CHICAGO (AP) — Since dashcam footage showing a white Chicago police officer shooting a black teenager 16 times was made public, city officials have released a series of videos showing police encounters with the public.
Here is a snapshot of the videos released so far and the one that could soon join them:
Two days before Thanksgiving, after being ordered to do so by a judge, the city released a video that shows Officer Jason Van Dyke firing 16 shots into 17-year-old Laquan McDonald on the night of Oct. 20, 2014. The video immediately set off protests. Many residents, already suspicious that the circumstances of the shooting had been covered up by police, grew even more skeptical when the city released other squad car dashcam videos from the scene that, like the first, lacked audio. The department has yet to fully explain why.
The video also highlighted inconsistencies with police reports from the incident. Officers who saw Van Dyke shoot McDonald portrayed the teen as far more menacing than he appeared on screen.
Officials fought in court for months to keep the footage from being released, efforts that coincided with Mayor Rahm Emanuel's re-election campaign, during which the mayor was seeking African-American votes in a tight race.
Now, the Department of Justice is investigating the circumstances of the shooting, as well as the police department as a whole.
RONALD JOHNSON III
Eight days before McDonald was killed, Officer George Hernandez fatally shot 25-year-old Ronald Johnson III. Johnson's family stepped up their pleas to have the squad car video made public after the release of the McDonald footage.
On Monday, during a lengthy news conference in which she outlined why Hernandez was justified in shooting Johnson in the back, Cook County State's Attorney Anita Alvarez released the video. Alvarez, who was facing criticism for taking more than a year to bring charges against Van Dyke, also released digital images that show Johnson was carrying something in his hand. Police say it was the gun recovered near his body.
To make her case that Hernandez could have been in fear for his life and the life of his fellow officers, she showed a video from a separate case in which a man running from police fired a gun behind him without looking, striking a pursuing officer.
The attorney for the Johnson family said the prosecutors' investigation was a "joke." The family has filed a lawsuit against the city, claiming that Johnson was not armed.
Also on Monday, the city released a 2012 video of officers using a stun gun and dragging Philip Coleman, a 38-year-old who had been taken into custody after allegedly attacking his mother.
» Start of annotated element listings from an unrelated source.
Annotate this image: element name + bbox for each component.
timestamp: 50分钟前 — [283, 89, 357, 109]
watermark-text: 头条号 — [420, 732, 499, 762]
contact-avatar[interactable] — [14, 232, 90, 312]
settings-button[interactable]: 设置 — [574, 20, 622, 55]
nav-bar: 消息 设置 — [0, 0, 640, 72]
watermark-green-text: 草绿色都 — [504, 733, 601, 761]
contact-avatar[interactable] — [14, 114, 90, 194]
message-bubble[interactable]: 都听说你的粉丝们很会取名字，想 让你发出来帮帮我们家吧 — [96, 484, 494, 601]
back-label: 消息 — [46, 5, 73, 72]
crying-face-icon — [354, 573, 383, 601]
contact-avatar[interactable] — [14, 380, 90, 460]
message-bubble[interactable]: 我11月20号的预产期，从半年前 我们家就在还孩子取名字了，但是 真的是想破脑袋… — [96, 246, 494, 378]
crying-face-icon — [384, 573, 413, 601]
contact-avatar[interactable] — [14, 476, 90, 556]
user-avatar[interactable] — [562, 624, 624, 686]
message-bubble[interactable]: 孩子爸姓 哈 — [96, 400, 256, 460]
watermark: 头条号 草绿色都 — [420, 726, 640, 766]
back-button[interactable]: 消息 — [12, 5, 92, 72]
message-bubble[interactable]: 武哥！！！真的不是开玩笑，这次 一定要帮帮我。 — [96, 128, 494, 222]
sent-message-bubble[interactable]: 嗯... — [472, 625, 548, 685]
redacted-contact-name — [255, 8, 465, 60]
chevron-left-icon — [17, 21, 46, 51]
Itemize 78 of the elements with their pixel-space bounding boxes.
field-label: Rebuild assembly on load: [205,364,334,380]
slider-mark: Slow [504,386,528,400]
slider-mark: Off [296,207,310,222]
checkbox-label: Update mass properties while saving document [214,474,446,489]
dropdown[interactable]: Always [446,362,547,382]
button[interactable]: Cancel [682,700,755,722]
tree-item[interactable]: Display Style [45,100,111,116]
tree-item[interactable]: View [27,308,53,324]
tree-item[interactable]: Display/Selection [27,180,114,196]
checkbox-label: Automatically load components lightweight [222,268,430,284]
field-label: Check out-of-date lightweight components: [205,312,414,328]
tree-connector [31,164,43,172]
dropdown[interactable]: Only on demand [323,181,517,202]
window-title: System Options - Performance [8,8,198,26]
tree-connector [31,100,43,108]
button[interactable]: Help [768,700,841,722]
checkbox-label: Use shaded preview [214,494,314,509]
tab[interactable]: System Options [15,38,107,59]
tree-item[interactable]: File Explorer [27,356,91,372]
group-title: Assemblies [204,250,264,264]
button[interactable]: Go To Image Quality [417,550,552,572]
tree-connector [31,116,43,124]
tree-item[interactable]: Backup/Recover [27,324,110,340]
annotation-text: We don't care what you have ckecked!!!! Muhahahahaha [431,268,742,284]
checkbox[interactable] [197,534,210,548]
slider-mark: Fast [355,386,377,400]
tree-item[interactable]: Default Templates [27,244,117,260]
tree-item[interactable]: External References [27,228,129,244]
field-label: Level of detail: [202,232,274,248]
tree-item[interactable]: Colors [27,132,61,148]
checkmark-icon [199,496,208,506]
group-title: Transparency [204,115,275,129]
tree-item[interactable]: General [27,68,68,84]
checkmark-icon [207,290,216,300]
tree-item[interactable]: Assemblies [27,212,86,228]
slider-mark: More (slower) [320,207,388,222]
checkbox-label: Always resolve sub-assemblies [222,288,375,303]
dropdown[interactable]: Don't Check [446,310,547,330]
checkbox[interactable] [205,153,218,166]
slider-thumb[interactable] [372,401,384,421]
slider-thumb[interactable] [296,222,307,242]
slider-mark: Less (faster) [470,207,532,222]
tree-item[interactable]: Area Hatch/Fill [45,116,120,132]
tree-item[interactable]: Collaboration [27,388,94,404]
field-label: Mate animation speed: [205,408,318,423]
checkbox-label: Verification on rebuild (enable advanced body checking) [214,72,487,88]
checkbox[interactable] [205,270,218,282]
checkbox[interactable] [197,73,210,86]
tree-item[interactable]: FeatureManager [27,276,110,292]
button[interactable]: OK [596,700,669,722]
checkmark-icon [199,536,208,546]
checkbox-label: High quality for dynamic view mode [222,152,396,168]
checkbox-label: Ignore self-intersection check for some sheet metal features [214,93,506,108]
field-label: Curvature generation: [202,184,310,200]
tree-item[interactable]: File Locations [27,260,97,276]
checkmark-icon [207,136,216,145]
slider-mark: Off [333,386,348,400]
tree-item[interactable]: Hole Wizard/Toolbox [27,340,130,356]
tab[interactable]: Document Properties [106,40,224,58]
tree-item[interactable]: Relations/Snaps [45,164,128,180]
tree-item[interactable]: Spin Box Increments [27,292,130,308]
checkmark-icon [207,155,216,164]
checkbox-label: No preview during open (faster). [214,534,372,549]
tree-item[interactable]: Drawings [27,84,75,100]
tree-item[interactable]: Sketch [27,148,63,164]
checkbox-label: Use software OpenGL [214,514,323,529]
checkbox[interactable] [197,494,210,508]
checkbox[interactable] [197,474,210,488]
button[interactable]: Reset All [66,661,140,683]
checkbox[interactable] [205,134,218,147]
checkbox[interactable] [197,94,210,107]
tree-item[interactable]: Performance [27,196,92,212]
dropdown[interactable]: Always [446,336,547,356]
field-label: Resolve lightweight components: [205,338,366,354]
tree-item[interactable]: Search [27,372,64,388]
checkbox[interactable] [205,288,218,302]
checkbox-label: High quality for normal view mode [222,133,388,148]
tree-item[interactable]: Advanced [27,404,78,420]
The video shows six officers — several of whom appear to be black — entering Coleman's cell. One fires the stun gun, and an officer then drags Coleman, who was black, out by his handcuffed wrists.
Officials have said Coleman died later at a hospital after a reaction to an anti-psychotic drug. But his family said it was obvious from the start that he was mentally ill and would still be alive if he had been taken to a hospital instead of jail.
The family, which has filed a lawsuit, was livid after the release of the video, saying that nobody from the city warned them it was to be made public in response to a media outlet's public records request.
While a police review board found the officers' actions justified, Emanuel said Monday that he didn't see how the treatment of Coleman "could possibly be acceptable."
On Tuesday, the new head of the review board said she was reopening the investigation into Coleman's case.
Seventeen-year-old Cedric Chatman was a suspect in a car theft when he was killed on Jan. 7, 2013, by police. Officers said they believed he was reaching for a gun. But the gun turned out to be a smart-phone box. Chatman's family sued the city and demanded that the video be made public.
Despite having pledged more transparency, the city is fighting the release of that footage. City attorneys are employing arguments similar to the ones they used in opposing the McDonald video's release: that it could prejudice would-be jurors if the case goes to trial. City attorneys didn't comment after a Wednesday hearing in the civil case.
The federal judge said he'd decide Jan. 14 whether to order the city to release the footage.